Abstract

The actual mechanisms underlying human hippocampal epileptogenicity, a process ultimately mediated by neurochemical events, remains to be fully elucidated. We submit early insight data regarding microdialysis (MD) recovery of the neuroactive amino acids glutamate, aspartate and gamma-aminobutyric acid (GABA) from the intraoperative and intact, spontaneously epileptiform human hippocampus. Generally anaesthetised temporal lobe epilepsy (TLE) patients (N=7) undergoing therapeutic and anatomically standardised resective surgery were also subjected to ipsilateral anterior hippocampal MD with concomitant hippocampal electrocorticography (ECoG).

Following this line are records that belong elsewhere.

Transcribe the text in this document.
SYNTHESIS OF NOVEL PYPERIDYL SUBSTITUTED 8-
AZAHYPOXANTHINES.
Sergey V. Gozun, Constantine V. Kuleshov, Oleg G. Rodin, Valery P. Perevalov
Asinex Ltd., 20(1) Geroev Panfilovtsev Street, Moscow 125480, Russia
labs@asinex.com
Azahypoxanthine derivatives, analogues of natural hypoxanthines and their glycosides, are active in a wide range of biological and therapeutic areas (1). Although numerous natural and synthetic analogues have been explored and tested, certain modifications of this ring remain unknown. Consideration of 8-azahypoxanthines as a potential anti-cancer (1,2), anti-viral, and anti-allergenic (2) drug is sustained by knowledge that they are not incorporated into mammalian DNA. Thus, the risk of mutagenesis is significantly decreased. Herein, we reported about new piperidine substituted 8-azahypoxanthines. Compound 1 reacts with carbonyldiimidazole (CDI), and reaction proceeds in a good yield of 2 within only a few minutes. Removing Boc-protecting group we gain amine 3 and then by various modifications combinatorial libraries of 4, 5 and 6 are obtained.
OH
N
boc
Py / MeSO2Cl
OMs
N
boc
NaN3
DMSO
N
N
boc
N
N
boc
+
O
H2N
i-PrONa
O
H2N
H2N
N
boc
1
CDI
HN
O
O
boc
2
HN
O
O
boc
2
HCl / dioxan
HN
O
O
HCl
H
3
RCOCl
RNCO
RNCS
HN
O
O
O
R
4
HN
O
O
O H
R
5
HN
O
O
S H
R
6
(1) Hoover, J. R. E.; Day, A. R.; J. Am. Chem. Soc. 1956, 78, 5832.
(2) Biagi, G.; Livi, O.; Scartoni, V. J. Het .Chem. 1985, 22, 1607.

Recovered 10-min dialysate samples were quantified for glutamate, aspartate and GABA using high-performance liquid chromatography; corresponding ECoG data was assessed for epileptiform activity (EA); mesial resection tissue was postoperatively examined and graded for hippocampal sclerosis. Mean 'Sample 3' dialysate absolute recovery of glutamate, aspartate and GABA from hippocampi with minimal EA (N=5) was ( micro M+/-SEM): 6.406+/-2.143, 0.600+/-0.215, and 0.357+/-0.093, respectively. In contrast, 'Sample 3' dialysate absolute glutamate, aspartate and GABA levels ( micro M) from the hippocampi of two patients with vigorous EA were: 101.099 and 211.861, 21.860 and 14.482, and 4.241 and 4.817, respectively. Mesial resection tissue in all cases demonstrated hippocampal sclerosis, though the histopathological degree of sclerosis varied between patients. These preliminary intraoperative findings suggest that dialysate glutamate, aspartate, and GABA levels from the sclerotic anterior hippocampus likely reflects the functional status of the sampled tissue - i.e., lower levels of these neuroactive amino acids are to be expected during quiescent or minimal EA versus considerably higher levels corresponding to vigorous EA.